We have applied rationally designed peptide anchors to a lipid bilayer interface in order to enhance the viability of a supported lipid membrane anchored to a substrate via polymer tethers. Our aim is to design these supramolecular complexes to enhance their stability and biological feasibility for the study of membrane proteins and their interactions. In current work, we employ alpha-helical peptides (K3A4L2A7L2A3K3) as anchoring molecules, where conjugation of the peptide with N-hydroxysuccinimide (NHS)-esters through amine-based coupling allows one to access a variety of chemistries for orthogonal modification.

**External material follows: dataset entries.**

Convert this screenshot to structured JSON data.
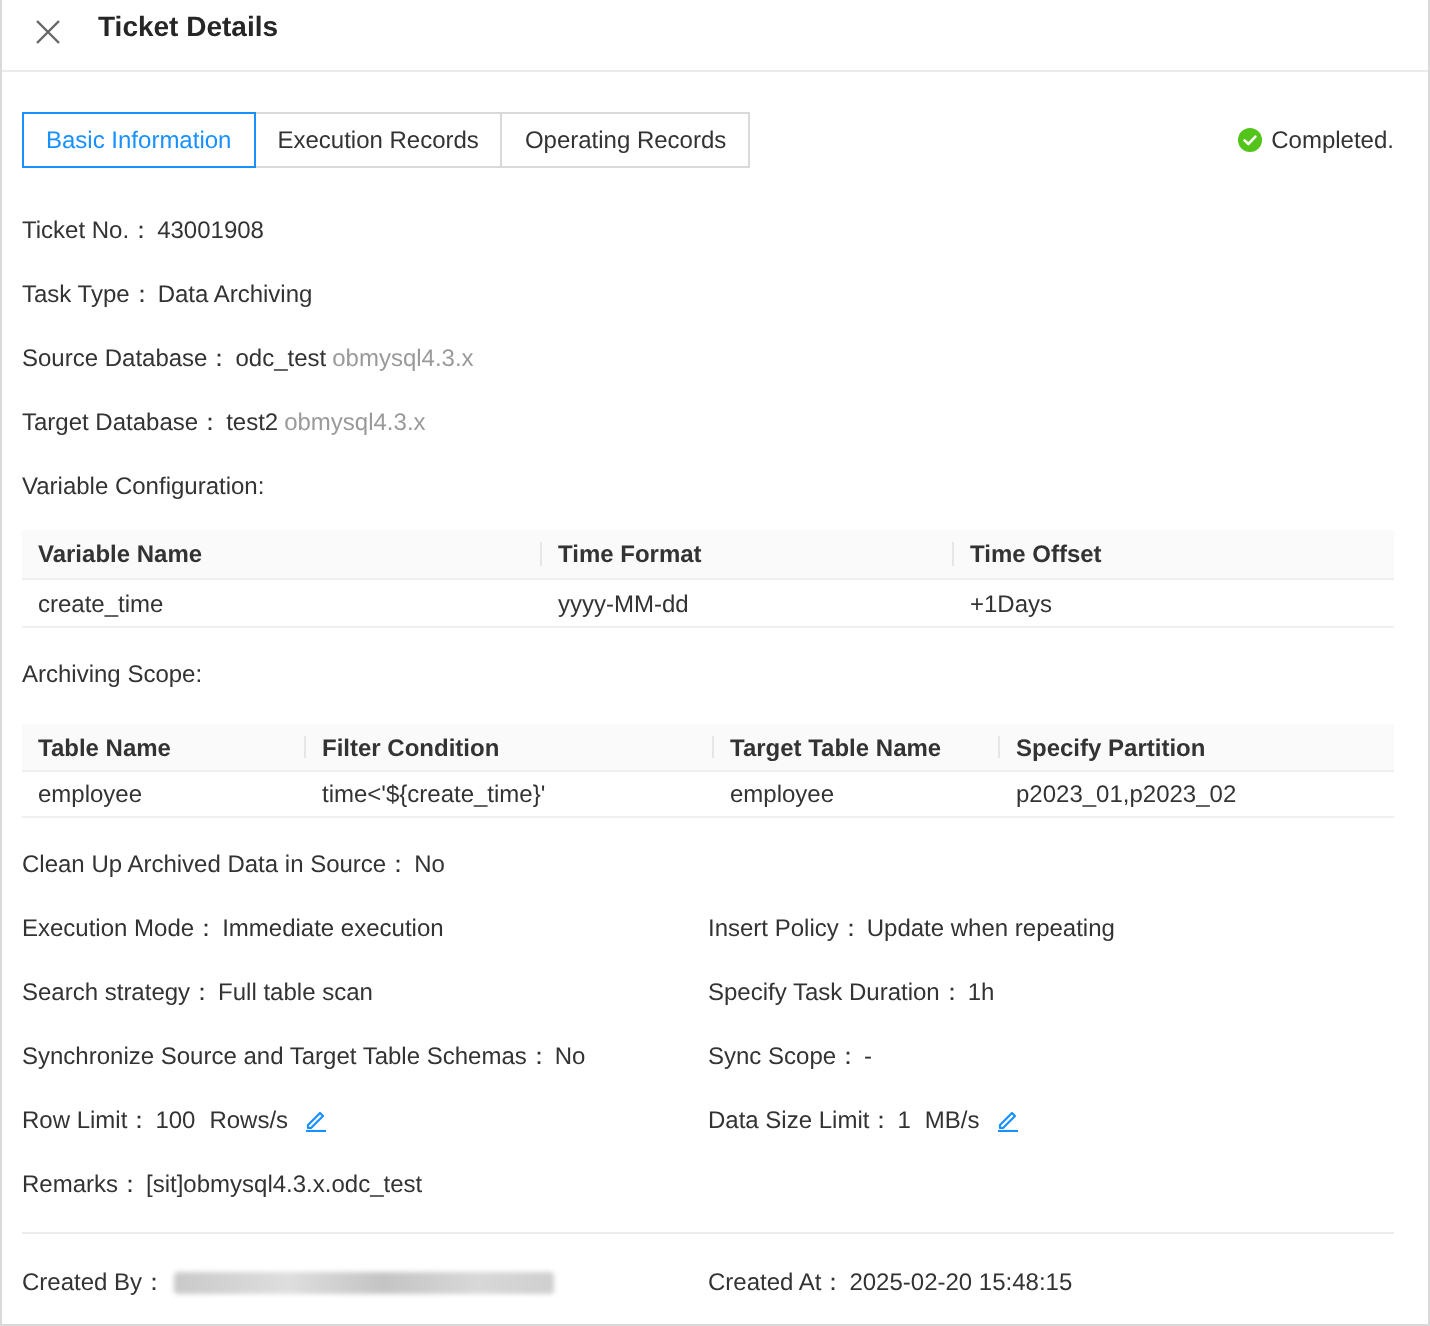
{
  "header": {
    "title": "Ticket Details"
  },
  "tabs": [
    {
      "label": "Basic Information",
      "selected": true
    },
    {
      "label": "Execution Records",
      "selected": false
    },
    {
      "label": "Operating Records",
      "selected": false
    }
  ],
  "status": {
    "kind": "success",
    "label": "Completed."
  },
  "fields": [
    {
      "label": "Ticket No.：",
      "value": "43001908"
    },
    {
      "label": "Task Type：",
      "value": "Data Archiving"
    },
    {
      "label": "Source Database：",
      "value": "odc_test",
      "note": "obmysql4.3.x"
    },
    {
      "label": "Target Database：",
      "value": "test2",
      "note": "obmysql4.3.x"
    }
  ],
  "variable_configuration": {
    "label": "Variable Configuration:",
    "columns": [
      "Variable Name",
      "Time Format",
      "Time Offset"
    ],
    "rows": [
      [
        "create_time",
        "yyyy-MM-dd",
        "+1Days"
      ]
    ]
  },
  "archiving_scope": {
    "label": "Archiving Scope:",
    "columns": [
      "Table Name",
      "Filter Condition",
      "Target Table Name",
      "Specify Partition"
    ],
    "rows": [
      [
        "employee",
        "time<'${create_time}'",
        "employee",
        "p2023_01,p2023_02"
      ]
    ]
  },
  "settings": [
    [
      {
        "label": "Clean Up Archived Data in Source：",
        "value": "No"
      }
    ],
    [
      {
        "label": "Execution Mode：",
        "value": "Immediate execution"
      },
      {
        "label": "Insert Policy：",
        "value": "Update when repeating"
      }
    ],
    [
      {
        "label": "Search strategy：",
        "value": "Full table scan"
      },
      {
        "label": "Specify Task Duration：",
        "value": "1h"
      }
    ],
    [
      {
        "label": "Synchronize Source and Target Table Schemas：",
        "value": "No"
      },
      {
        "label": "Sync Scope：",
        "value": "-"
      }
    ],
    [
      {
        "label": "Row Limit：",
        "value": "100",
        "unit": "Rows/s",
        "editable": true
      },
      {
        "label": "Data Size Limit：",
        "value": "1",
        "unit": "MB/s",
        "editable": true
      }
    ],
    [
      {
        "label": "Remarks：",
        "value": "[sit]obmysql4.3.x.odc_test"
      }
    ]
  ],
  "footer": [
    {
      "label": "Created By：",
      "redacted": true
    },
    {
      "label": "Created At：",
      "value": "2025-02-20 15:48:15"
    }
  ]
}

These peptides partition within surfactant micelles, which function as in vitro models for interactions with the membrane. Moreover, the secondary structure of peptide within these micelles is characterized with circular dichroism. Lateral fluidity of the fluorescently tagged peptide is analyzed via fluorescence imaging microscopy (Confocal Microscopy) and quantified using fluorescence recovery after photobleaching (FRAP) techniques. Lastly, we inspect the peptide-based anchor in detail via Nuclear Magnetic Resonance (NMR), which will supply data to evaluate the structural properties of the anchor within the bilayer. Variations in the peptide sequence allow us to rationally investigate the influence of sequence on peptide anchor stability.